Hi all,
I’m having an issue with an NFS mount that I use for serving podcasts through audibookshelf. The issue has been ongoing for months, and I’m not sure where the problem is and how to start debugging.
My setup:
- Unraid with NFS share “podcasts” set up
- Proxmox on another machine, with VM running Fedora Server 40.
- Storage set up in Fedora to mount the “podcasts” share on boot, works fine
- docker container on the same Fedora VM has Audiobookshelf configured with the “podcasts” mount passed through in the docker-compose file.
The issue:
NFS mount randomly drops. When it does, I need to manually mount it again, then restart the Audiobookshelf container (or reboot the VM, but I have other services).
There doesn’t seem to be any rhyme or reason to the unmount. It doesn’t coincide to any scheduled updates or spikes in activity. No issue on the Unraid side that I can see. Sometimes it drops over night, sometimes mid day. Sometimes it’s fine for a week, other times I’m remounting twice a day. What has finally forced me to seek help is the other day I was listening to a podcast, paused for 10-15 mins and couldn’t restart the episode until I went through the manual mount procedure. I checked and it was not due to the disk sinning down.
I’ve tried updating everything I could, issue persists. I only just updated to Fedora 40. It was on 38 previously and initially worked for many months without issue, then randomly started dropping the NFS mounts (I tried setting up other share mounts and same problem). Update to 39, then 40 and issue persists.
I’m not great with logs but I’m trying to learn. Nothing sticks out so far.
Does anyone have any ideas how I can debug and hopefully fix this?
I’m going to have to cut up my nerd card here, but I had similar issues with NFS exports from my roll-your-own build.
After a month of troubleshooting I decided that working is better than purity so I just mounted the SMB shares instead and everything just worked going forward.
Best I can tell, NFS is just very very finnicky when it comes to hardware accessibility (drive spun down, etc.), network reliability, and is just a lot less robust than other options. I never was able to trace why NFS was the one and only thing that never seemed to work right, but at least there’s other options as a workaround?

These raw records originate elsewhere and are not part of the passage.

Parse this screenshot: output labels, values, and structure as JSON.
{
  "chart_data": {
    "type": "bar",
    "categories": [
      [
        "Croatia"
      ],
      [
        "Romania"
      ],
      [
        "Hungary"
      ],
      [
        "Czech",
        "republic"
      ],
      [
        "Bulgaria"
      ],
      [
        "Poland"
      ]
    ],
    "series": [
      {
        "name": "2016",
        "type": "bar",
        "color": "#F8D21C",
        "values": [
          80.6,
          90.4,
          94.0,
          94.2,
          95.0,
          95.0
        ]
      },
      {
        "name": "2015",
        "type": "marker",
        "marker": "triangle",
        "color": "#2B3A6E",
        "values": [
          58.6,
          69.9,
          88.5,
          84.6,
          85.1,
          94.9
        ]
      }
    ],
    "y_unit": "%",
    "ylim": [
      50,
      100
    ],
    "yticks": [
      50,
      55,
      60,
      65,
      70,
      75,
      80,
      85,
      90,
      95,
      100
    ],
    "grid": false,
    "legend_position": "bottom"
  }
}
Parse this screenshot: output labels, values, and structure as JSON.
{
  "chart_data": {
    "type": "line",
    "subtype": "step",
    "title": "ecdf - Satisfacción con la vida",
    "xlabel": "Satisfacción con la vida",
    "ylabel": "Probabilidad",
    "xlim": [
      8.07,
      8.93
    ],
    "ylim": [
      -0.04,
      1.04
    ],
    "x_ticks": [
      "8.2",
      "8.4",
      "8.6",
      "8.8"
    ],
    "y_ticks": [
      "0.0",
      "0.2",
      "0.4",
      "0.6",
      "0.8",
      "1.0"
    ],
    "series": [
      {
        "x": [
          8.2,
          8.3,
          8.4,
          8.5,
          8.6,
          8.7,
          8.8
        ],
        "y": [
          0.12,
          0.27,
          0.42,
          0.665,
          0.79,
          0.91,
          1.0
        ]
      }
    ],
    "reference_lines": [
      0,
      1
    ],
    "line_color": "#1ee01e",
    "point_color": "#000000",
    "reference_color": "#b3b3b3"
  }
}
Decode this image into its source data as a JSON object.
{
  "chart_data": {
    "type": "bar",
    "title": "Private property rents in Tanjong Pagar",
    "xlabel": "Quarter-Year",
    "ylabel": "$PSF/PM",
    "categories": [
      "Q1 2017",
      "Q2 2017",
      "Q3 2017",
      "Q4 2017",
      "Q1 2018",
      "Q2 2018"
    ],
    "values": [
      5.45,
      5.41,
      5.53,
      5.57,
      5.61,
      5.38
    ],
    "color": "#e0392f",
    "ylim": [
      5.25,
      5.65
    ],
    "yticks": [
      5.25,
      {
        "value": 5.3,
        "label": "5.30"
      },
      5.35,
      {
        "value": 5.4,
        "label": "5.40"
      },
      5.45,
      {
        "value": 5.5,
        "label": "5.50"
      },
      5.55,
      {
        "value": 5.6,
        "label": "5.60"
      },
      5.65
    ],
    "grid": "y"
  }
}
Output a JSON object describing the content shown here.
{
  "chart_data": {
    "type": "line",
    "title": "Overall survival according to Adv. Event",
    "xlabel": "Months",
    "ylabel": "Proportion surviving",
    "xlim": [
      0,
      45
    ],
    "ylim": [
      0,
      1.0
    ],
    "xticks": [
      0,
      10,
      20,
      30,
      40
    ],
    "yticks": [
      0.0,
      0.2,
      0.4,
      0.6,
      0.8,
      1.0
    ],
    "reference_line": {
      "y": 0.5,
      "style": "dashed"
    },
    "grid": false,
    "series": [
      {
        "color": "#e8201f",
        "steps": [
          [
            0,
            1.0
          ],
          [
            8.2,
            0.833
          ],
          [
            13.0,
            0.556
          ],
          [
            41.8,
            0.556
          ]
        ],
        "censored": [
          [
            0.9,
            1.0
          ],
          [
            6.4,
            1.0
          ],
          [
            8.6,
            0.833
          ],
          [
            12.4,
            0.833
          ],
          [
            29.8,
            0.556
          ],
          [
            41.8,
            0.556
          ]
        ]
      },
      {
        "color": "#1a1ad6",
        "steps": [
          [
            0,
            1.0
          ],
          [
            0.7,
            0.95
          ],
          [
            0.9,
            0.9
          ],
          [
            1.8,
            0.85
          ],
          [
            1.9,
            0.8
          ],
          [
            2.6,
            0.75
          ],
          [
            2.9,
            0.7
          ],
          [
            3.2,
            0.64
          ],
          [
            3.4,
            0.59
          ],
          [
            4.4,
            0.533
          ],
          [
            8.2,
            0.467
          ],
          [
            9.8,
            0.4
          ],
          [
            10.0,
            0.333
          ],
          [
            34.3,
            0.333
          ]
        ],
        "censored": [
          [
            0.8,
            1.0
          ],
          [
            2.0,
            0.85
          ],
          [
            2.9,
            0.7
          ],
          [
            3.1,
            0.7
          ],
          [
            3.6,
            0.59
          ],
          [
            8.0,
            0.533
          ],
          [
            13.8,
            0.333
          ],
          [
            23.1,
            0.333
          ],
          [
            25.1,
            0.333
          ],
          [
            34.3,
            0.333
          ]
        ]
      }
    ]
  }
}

I did the hackiest, lamest thing back in the day… I had my client write the current date and time to a file on the share every two minutes as a Cron job… Kept it working for months! I saw it on a forum somewhere, tried it, and… Shocked Pikachu face I don’t know if I ever disabled that Cron job! Haha!
And as a bonus, presumably you have a nice file filled with historic dates and times!
I checked, it’s still there! (It doesn’t append, it overwrites, so no, I just have a file with the current date and time accurate to within two minutes.)
NFSv3 (udp, stateless) was always as reliable as the network infra under Linux, I found. NFSv4 made things a bit more complicated.
You don’t want any NAT / stateful connection tracking in the network path (anything that could hiccup and forget), and wired connections only for permanent storage mounts, of course.
Yeah it was NAS -> DAC -> Switch -> endpoints and for whatever reason, for some use cases, it would just randomly hiccup and break shit.
I could never figure out what the problem was and as far as I could tell there was nothing in the network path that stopped working or flapped or whatever unless it did it so fast it didn’t trigger any monitoring stuff, yet somehow still broke NFS (and only NFS).
Figured after a bit that since everything else seemed fine, and the data was being exported via like 6 other methods, that meh, I’ll just use something else.